PKP Intercity hat die Ausschreibung für den Erwerb von 35 Hybridtriebzügen abgeschlossen. Newag, der einzige Bieter, erhielt den Zuschlag mit einem Bruttoangebot von 739,52 Mio. EUR.
Dieser Vertrag steht im Einklang mit dem Ziel von PKP Intercity, seinen Fahrzeugpark zu diversifizieren. Derzeit betreibt das Unternehmen fast 90 elektrische Triebzüge. Die Einführung dieser Hybridzüge soll den Fahrgastkomfort verbessern und die Betriebskosten optimieren, insbesondere auf nicht elektrifizierten Strecken.
Jeder Hybridzug bietet Platz für 178 Fahrgäste, davon 154 in der zweiten Klasse und 20 in der ersten Klasse. Die Züge werden über Vorkehrungen für Fahrgäste mit Behinderungen verfügen, mit vier speziellen Sitzen und Einrichtungen für deren Betreuer. Außerdem werden die Züge mit acht Fahrradständern und Automaten für Erfrischungen an Bord ausgestattet.

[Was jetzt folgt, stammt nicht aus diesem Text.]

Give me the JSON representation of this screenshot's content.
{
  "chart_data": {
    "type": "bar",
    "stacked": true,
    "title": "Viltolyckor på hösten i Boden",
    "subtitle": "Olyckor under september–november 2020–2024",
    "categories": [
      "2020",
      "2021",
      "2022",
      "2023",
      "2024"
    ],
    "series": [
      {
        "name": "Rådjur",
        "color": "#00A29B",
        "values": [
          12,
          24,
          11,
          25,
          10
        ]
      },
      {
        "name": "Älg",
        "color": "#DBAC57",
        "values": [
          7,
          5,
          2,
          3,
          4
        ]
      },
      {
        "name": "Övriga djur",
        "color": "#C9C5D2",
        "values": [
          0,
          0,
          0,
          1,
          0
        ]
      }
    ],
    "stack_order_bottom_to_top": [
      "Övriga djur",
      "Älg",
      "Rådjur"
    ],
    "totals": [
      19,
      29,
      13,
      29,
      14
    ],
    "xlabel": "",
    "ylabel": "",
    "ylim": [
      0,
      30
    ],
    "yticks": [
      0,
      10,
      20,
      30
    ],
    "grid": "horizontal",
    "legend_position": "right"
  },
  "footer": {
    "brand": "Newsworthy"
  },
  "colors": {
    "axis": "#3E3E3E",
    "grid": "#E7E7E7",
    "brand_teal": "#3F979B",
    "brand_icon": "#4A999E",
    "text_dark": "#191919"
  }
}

Die Hybridlokomotiven sollen auf inländischen InterCity-Strecken eingesetzt werden, um die Fahrzeiten der derzeit mit Elektro- und Diesellokomotiven betriebenen Züge zu verkürzen. Die Züge werden mit dem Sicherheitssystem ETCS und Motoren ausgestattet, die die neuesten Emissionsstandards erfüllen.
Die ersten beiden Einheiten sollen 30 Monate nach Vertragsunterzeichnung ausgeliefert werden. Die Wartung der Fahrzeuge ist für 10 Jahre garantiert, wobei das eigene Personal von PKP Intercity daran beteiligt ist. Das Unternehmen sucht auch nach Lösungen, um geeignete Wartungseinrichtungen für diese neuen Züge zu gewährleisten.